5 Holiday Survival Tips for Central Ohio Caregivers
The holiday season is a time most of us look forward to all year long. For caregivers, however, the extra demands on their time can make the season feel overwhelming. To help central Ohio caregivers enjoy the holidays this year, we have pulled together a few tips.
Holiday Survival Tips for Central Ohio Caregivers
1. Set priorities early. From work parties to activities at your church or synagogue, the holiday season usually makes your calendar a busy one. For caregivers, the desire to join in may be overshadowed by the responsibilities of caring for your loved one. To make it easier to juggle, decide now what your priorities for this season will be. Is it to spend more time with your own children? Or maybe to participate in more of the holiday events at your church? Picking one or two priorities will help you decide which invitations to accept and which to consider for next year.
2. Be realistic. Give yourself permission to do a little less this year. If you always bring an elaborate dessert to a family holiday gathering, for example, but just the thought of spending all of the time it takes to create it adds to your anxiety, settle for a simple dessert or one you can order from the bakery this year. It doesn’t mean you won’t be able to go back to your homemade creations in the future, it just means you are taking a break from it this year.
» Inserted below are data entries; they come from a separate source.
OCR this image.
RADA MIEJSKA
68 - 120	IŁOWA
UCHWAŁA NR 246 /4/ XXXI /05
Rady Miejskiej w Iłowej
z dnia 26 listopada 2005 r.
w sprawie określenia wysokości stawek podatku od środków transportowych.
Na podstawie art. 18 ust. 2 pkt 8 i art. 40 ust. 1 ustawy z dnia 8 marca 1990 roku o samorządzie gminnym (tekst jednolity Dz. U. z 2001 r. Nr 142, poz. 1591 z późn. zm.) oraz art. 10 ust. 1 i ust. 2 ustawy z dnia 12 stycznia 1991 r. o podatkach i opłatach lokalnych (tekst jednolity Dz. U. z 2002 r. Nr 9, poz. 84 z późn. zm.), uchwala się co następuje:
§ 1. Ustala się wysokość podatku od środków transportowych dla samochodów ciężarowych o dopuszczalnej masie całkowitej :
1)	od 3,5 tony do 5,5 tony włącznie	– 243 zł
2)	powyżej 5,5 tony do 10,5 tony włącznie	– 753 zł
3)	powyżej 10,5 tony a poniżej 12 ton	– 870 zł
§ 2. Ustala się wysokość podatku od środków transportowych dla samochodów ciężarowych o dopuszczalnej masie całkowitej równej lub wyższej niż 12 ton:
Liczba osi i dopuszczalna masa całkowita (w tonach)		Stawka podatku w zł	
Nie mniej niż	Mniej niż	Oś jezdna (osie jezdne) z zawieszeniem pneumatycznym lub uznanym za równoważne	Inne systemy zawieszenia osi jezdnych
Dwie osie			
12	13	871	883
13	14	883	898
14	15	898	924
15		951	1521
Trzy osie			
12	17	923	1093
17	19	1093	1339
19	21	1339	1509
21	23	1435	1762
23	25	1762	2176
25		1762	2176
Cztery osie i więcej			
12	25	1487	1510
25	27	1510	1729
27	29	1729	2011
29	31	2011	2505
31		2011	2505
3. Investigate local respite services. Respite care comes in many forms. It might be a volunteer visitor from your church, an in-home caregiver from a local senior care agency or a few nights stay at a central Ohio assisted living community. It is a service designed to give caregivers a break. You can use it for just a few hours while you are shopping or for a few nights if you want to travel during the holidays.
4. Accept help. Caregivers often feel caring for their loved one is their obligation. It makes them reluctant to ask for or accept help. One thing to keep in mind, however, is that failing to take time out to care for yourself can lead to a health crisis of your own. If someone offers to help in small ways like running errands or assisting with transportation, accept their offer. If no one in your family offers support, ask them to pitch in. Giving them specific tasks you need help with might be the best way to garner their assistance.
5. Take care of you. We all know that exercise most days of the week and eating a balanced diet are the best ways to stay healthy. But caregivers often put both on the back burner at the holidays: try not to do that this year. Take a quick walk each day and try to eat five to seven servings of fruits and vegetables every day. It will go a long way toward helping you successfully survive the holiday season.